- Title: Diane Kruger plays agony of terrorism victim in German-language movie
- Date: 26th May 2017
- Summary: CANNES, FRANCE (MAY 23, 2017) (REUTERS) ***WARNING CONTAINS FLASH PHOTOGRAPHY*** VARIOUS OF AKIN ON RED CARPET
- Embargoed: 9th June 2017 17:40
- Keywords: terrorism Cannes film festivalm Diane Kruger In The Fade
- Location: CANNES, FRANCE, VARIOUS FILM LOCATIONS
- City: CANNES, FRANCE, VARIOUS FILM LOCATIONS
- Country: France
- Topics: Arts / Culture / Entertainment,Film,Sport
- Reuters ID: LVA0076IH7VIL
- Aspect Ratio: 16:9
- Story Text: The suicide bombing at a pop concert in Manchester, England, temporarily drew attention at the Cannes Film Festival away from the movies and to the security threat that has bedevilled Europe.
The human cost of terrorism featured on the Cannes agenda on Friday (May 26), however, when acclaimed Turkish-German filmmaker Fatih Akin presented "In The Fade", starring Diane Kruger as a woman whose husband and young son are killed in a bomb attack.
"Terrorism has become such a terrible, nearly daily thing that we live with, and what drew me to the part is that we never get to hear the story of the people that get left behind, we just hear numbers," Kruger told Reuters in an interview.
Born and raised in Germany, Kruger moved to the United States in her early teens and had her breakout role as Helen in the 2004 blockbuster "Troy".
"In The Fade" is not only Kruger's first film in German, it is also the toughest.
"It's probably the most emotional, hardest, physically challenging part I think I have ever played," she said.

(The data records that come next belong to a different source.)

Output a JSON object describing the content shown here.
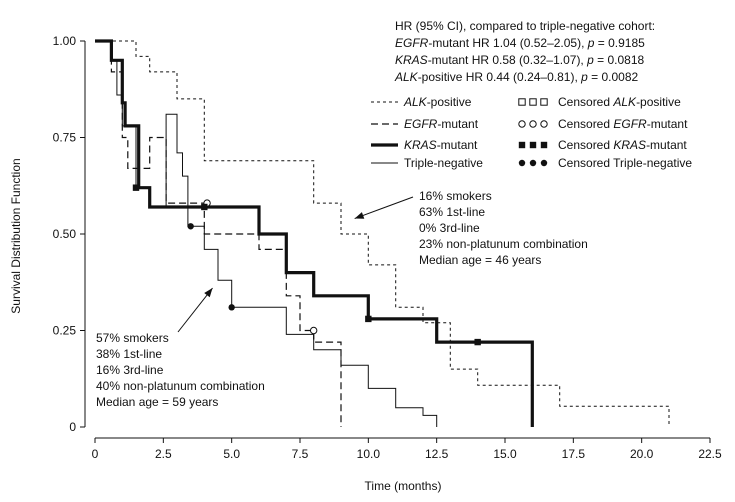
{
  "chart_data": {
    "type": "line",
    "chart_subtype": "kaplan-meier survival curves",
    "xlabel": "Time (months)",
    "ylabel": "Survival Distribution Function",
    "xlim": [
      0,
      22.5
    ],
    "ylim": [
      0,
      1.0
    ],
    "x_ticks": [
      "0",
      "2.5",
      "5.0",
      "7.5",
      "10.0",
      "12.5",
      "15.0",
      "17.5",
      "20.0",
      "22.5"
    ],
    "y_ticks": [
      "0",
      "0.25",
      "0.50",
      "0.75",
      "1.00"
    ],
    "grid": false,
    "legend_placement": "top-right",
    "hr_box": {
      "title": "HR (95% CI), compared to triple-negative cohort:",
      "lines": [
        {
          "italic": "EGFR",
          "rest": "-mutant HR 1.04 (0.52–2.05), ",
          "p": "p",
          "pval": " = 0.9185"
        },
        {
          "italic": "KRAS",
          "rest": "-mutant HR 0.58 (0.32–1.07), ",
          "p": "p",
          "pval": " = 0.0818"
        },
        {
          "italic": "ALK",
          "rest": "-positive HR 0.44 (0.24–0.81), ",
          "p": "p",
          "pval": " = 0.0082"
        }
      ]
    },
    "series": [
      {
        "name": "ALK-positive",
        "name_italic": "ALK",
        "name_rest": "-positive",
        "censor_label_prefix": "Censored ",
        "censor_label_italic": "ALK",
        "censor_label_rest": "-positive",
        "line_style": "dotted",
        "censor_marker": "square-open",
        "points": [
          [
            0,
            1.0
          ],
          [
            1.5,
            1.0
          ],
          [
            1.5,
            0.96
          ],
          [
            2,
            0.96
          ],
          [
            2,
            0.92
          ],
          [
            3,
            0.92
          ],
          [
            3,
            0.85
          ],
          [
            4,
            0.85
          ],
          [
            4,
            0.69
          ],
          [
            8,
            0.69
          ],
          [
            8,
            0.58
          ],
          [
            9,
            0.58
          ],
          [
            9,
            0.5
          ],
          [
            10,
            0.5
          ],
          [
            10,
            0.42
          ],
          [
            11,
            0.42
          ],
          [
            11,
            0.31
          ],
          [
            12,
            0.31
          ],
          [
            12,
            0.27
          ],
          [
            13,
            0.27
          ],
          [
            13,
            0.15
          ],
          [
            14,
            0.15
          ],
          [
            14,
            0.108
          ],
          [
            17,
            0.108
          ],
          [
            17,
            0.054
          ],
          [
            21,
            0.054
          ],
          [
            21,
            0
          ]
        ],
        "censors": []
      },
      {
        "name": "EGFR-mutant",
        "name_italic": "EGFR",
        "name_rest": "-mutant",
        "censor_label_prefix": "Censored ",
        "censor_label_italic": "EGFR",
        "censor_label_rest": "-mutant",
        "line_style": "dashed",
        "censor_marker": "circle-open",
        "points": [
          [
            0,
            1.0
          ],
          [
            0.6,
            1.0
          ],
          [
            0.6,
            0.92
          ],
          [
            1,
            0.92
          ],
          [
            1,
            0.75
          ],
          [
            1.2,
            0.75
          ],
          [
            1.2,
            0.67
          ],
          [
            2,
            0.67
          ],
          [
            2,
            0.75
          ],
          [
            2.6,
            0.75
          ],
          [
            2.6,
            0.58
          ],
          [
            4,
            0.58
          ],
          [
            4,
            0.5
          ],
          [
            6,
            0.5
          ],
          [
            6,
            0.46
          ],
          [
            7,
            0.46
          ],
          [
            7,
            0.34
          ],
          [
            7.5,
            0.34
          ],
          [
            7.5,
            0.25
          ],
          [
            8,
            0.25
          ],
          [
            8,
            0.22
          ],
          [
            9,
            0.22
          ],
          [
            9,
            0
          ]
        ],
        "censors": [
          [
            4.1,
            0.58
          ],
          [
            8,
            0.25
          ]
        ]
      },
      {
        "name": "KRAS-mutant",
        "name_italic": "KRAS",
        "name_rest": "-mutant",
        "censor_label_prefix": "Censored ",
        "censor_label_italic": "KRAS",
        "censor_label_rest": "-mutant",
        "line_style": "thick",
        "censor_marker": "square-filled",
        "points": [
          [
            0,
            1.0
          ],
          [
            0.6,
            1.0
          ],
          [
            0.6,
            0.95
          ],
          [
            1,
            0.95
          ],
          [
            1,
            0.84
          ],
          [
            1.1,
            0.84
          ],
          [
            1.1,
            0.78
          ],
          [
            1.6,
            0.78
          ],
          [
            1.6,
            0.62
          ],
          [
            2,
            0.62
          ],
          [
            2,
            0.57
          ],
          [
            6,
            0.57
          ],
          [
            6,
            0.5
          ],
          [
            7,
            0.5
          ],
          [
            7,
            0.4
          ],
          [
            8,
            0.4
          ],
          [
            8,
            0.34
          ],
          [
            10,
            0.34
          ],
          [
            10,
            0.28
          ],
          [
            12.5,
            0.28
          ],
          [
            12.5,
            0.22
          ],
          [
            16,
            0.22
          ],
          [
            16,
            0
          ]
        ],
        "censors": [
          [
            1.5,
            0.62
          ],
          [
            4,
            0.57
          ],
          [
            10,
            0.28
          ],
          [
            14,
            0.22
          ]
        ]
      },
      {
        "name": "Triple-negative",
        "name_italic": "",
        "name_rest": "Triple-negative",
        "censor_label_prefix": "Censored ",
        "censor_label_italic": "",
        "censor_label_rest": "Triple-negative",
        "line_style": "thin",
        "censor_marker": "circle-filled",
        "points": [
          [
            0,
            1.0
          ],
          [
            0.6,
            1.0
          ],
          [
            0.6,
            0.95
          ],
          [
            0.8,
            0.95
          ],
          [
            0.8,
            0.86
          ],
          [
            1,
            0.86
          ],
          [
            1,
            0.78
          ],
          [
            1.5,
            0.78
          ],
          [
            1.5,
            0.62
          ],
          [
            2,
            0.62
          ],
          [
            2,
            0.57
          ],
          [
            2.6,
            0.57
          ],
          [
            2.6,
            0.81
          ],
          [
            3,
            0.81
          ],
          [
            3,
            0.71
          ],
          [
            3.2,
            0.71
          ],
          [
            3.2,
            0.65
          ],
          [
            3.4,
            0.65
          ],
          [
            3.4,
            0.52
          ],
          [
            4,
            0.52
          ],
          [
            4,
            0.46
          ],
          [
            4.5,
            0.46
          ],
          [
            4.5,
            0.38
          ],
          [
            5,
            0.38
          ],
          [
            5,
            0.31
          ],
          [
            7,
            0.31
          ],
          [
            7,
            0.24
          ],
          [
            8,
            0.24
          ],
          [
            8,
            0.2
          ],
          [
            9,
            0.2
          ],
          [
            9,
            0.16
          ],
          [
            10,
            0.16
          ],
          [
            10,
            0.1
          ],
          [
            11,
            0.1
          ],
          [
            11,
            0.05
          ],
          [
            12,
            0.05
          ],
          [
            12,
            0.03
          ],
          [
            12.5,
            0.03
          ],
          [
            12.5,
            0
          ]
        ],
        "censors": [
          [
            3.5,
            0.52
          ],
          [
            5,
            0.31
          ]
        ]
      }
    ],
    "annotations": [
      {
        "id": "alk-annotation",
        "lines": [
          "16% smokers",
          "63% 1st-line",
          "0% 3rd-line",
          "23% non-platunum combination",
          "Median age = 46 years"
        ],
        "arrow_to": [
          9.5,
          0.54
        ]
      },
      {
        "id": "triple-negative-annotation",
        "lines": [
          "57% smokers",
          "38% 1st-line",
          "16% 3rd-line",
          "40% non-platunum combination",
          "Median age = 59 years"
        ],
        "arrow_to": [
          4.3,
          0.36
        ]
      }
    ]
  }
}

"Just holding that grief for this entire movie, the subject matter, obviously, physically being in every scene of a film, carrying a film like this was a first for me as well."
It was at Cannes that the collaboration with Akin took root. When Kruger was on the festival jury in 2012, she sought him out to say she would like to work with him. When Akin proposed the lead role in "In The Fade", she could not believe it.
As the son of Turkish immigrants, Akin said he was driven to make the movie as a response to growing right-wing violence in his country.